• Introduction to online study

    The Virtual Learning Campus (VLC) contains all the information you need to complete your course so we recommend that you take some time to become familiar with it.

    Course information

    You can access your course page by clicking on the 'My Courses' drop-down menu.

    All of our courses are divided into separate parts called units, sections or topics. Each part will consist of reading materials followed by a short test or exercise or a longer assignment. The short test or exercise will help check your understanding of the reading materials before you tackle the assignments. The assignments generally need to be submitted to your tutor for marking.

    By working through the course, you will be gradually introduced to different topics which build your knowledge and understanding of your chosen subject. We recommend that you follow the course in the order that it is laid out on the VLC, starting at the top, as it has been structured to ensure you learn in the most logical order.


    Some courses are assessed through course work, whereas others prepare you to take an external assessment. Some assessments are 'open book' tests which enable you to check your learning; others are formal exams taken outside of the home or your workplace leading to externally validated professional qualifications. If you're unsure about the requirements for your course, just ask your tutor for guidance.

    Tutoring service

    By now you will have received contact details for your tutor, who will help as you work through the course material and mark the assignments you submit for grading.

    Tutoring hours vary slightly by course, but if you contact them outside of these times then they will respond as soon as possible and by the next working day at the latest. Make sure you include your Student ID in all communication as this allows tutors to access your student records and track your learning.

    When your tutor grades your work they will give you specific feedback on what you did well and areas you could develop further. Don't worry if your tutor suggests that you try the assignment again and asks you to submit it a second time. This is very common - after all you are developing new skills. It will also help you in the long run as you'll know which areas to focus on in future. You will find that by repeating things and taking note of your tutor's comments and suggestions you will learn much more quickly.
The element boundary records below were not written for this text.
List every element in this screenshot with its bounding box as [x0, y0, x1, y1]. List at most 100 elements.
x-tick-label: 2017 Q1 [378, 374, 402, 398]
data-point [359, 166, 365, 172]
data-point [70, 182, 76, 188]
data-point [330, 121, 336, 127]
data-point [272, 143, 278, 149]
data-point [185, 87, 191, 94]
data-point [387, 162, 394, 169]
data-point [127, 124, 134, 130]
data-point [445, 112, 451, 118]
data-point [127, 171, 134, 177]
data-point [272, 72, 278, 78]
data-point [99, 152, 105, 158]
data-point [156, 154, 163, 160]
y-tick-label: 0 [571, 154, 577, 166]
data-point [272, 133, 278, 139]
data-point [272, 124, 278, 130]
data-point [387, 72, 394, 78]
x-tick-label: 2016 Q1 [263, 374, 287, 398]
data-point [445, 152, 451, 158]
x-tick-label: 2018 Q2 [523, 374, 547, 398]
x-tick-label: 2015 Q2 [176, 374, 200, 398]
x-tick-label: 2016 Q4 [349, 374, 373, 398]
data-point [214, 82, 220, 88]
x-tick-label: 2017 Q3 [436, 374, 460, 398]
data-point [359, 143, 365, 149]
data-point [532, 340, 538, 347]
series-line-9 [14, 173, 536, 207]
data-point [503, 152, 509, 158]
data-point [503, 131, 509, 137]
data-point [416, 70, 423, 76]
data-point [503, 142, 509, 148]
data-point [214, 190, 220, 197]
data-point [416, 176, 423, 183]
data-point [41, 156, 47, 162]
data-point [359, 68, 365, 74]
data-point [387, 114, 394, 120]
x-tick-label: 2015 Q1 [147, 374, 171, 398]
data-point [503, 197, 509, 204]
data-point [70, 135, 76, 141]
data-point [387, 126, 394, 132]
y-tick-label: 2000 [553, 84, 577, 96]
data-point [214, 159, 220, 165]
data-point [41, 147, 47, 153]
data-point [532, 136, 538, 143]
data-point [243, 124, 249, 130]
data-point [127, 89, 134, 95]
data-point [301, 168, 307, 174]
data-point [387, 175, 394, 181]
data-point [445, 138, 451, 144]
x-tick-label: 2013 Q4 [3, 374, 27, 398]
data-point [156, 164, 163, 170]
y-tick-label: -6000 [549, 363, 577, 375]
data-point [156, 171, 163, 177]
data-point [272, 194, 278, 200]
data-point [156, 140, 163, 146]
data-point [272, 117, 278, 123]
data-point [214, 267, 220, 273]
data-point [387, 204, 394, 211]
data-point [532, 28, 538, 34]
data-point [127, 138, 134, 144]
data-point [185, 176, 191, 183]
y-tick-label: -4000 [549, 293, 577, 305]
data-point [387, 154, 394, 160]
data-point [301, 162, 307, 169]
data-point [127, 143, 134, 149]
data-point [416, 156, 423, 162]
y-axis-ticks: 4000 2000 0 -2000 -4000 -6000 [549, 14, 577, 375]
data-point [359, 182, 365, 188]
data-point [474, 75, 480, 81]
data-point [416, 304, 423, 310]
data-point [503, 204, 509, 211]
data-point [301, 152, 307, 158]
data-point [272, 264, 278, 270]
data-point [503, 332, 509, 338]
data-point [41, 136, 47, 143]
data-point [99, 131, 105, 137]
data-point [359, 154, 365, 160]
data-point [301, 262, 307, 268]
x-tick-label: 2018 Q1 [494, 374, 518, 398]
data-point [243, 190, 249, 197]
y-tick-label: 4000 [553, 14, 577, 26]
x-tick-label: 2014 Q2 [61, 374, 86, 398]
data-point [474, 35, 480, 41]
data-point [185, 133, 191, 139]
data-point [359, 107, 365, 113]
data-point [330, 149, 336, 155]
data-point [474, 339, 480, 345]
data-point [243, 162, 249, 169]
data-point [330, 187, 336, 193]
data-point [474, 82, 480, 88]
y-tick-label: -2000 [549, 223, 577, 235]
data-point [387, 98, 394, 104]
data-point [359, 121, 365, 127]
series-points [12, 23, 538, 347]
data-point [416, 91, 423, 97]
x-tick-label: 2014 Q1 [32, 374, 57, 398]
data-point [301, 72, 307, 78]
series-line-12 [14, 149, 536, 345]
We don't think it's unusual to take a driving test two or more times, so we shouldn't really expect our homework to be perfect at the first attempt either.

    Your tutor will return your assignment within seven working days, though usually much sooner. It's a good idea to make a start on the next unit while you are waiting because that helps you stick to your study plan. However, we recommend that you wait for your tutor's comments before tackling the next assignment.

    Study tips

    Distance learning is a highly flexible way to gain new qualifications and allows you to fit your study around your life. However, it's likely to be fairly different from the kind of learning you may have done in the past because you are in control of your timetable and speed of progression. Here are a few tips that will assist you with planning your time and staying on track with your course:

    • Set aside a regular time to study each week so that it becomes part of your routine and, importantly, set yourself a deadline for each assignment. Put reminders in your calendar for these so they don't get forgotten.
    • Involve your family, friends and colleagues and let them know how they can support you throughout the course.
    • Try to keep all your course books, materials and notes organised and in a safe place when you're not using them. This will make it much easier to pick up where you left off and you won't waste time hunting for the things you need.
    • Start each study session with some quick revision. The more you recap what you have already covered, the quicker it will go into your long term memory.
    • Read the tasks carefully before you get started to make sure you don't end up wasting time doing the wrong thing.
    • Don't be surprised if you repeat the same type of activities throughout the course. It's called 'constant retrieval' and helps you learn more effectively.
    • Don't panic if it's hard to remember everything at first. Give yourself time to absorb new information.
    • Don't struggle alone, there's always someone who can help you on the VLC - both tutors and students.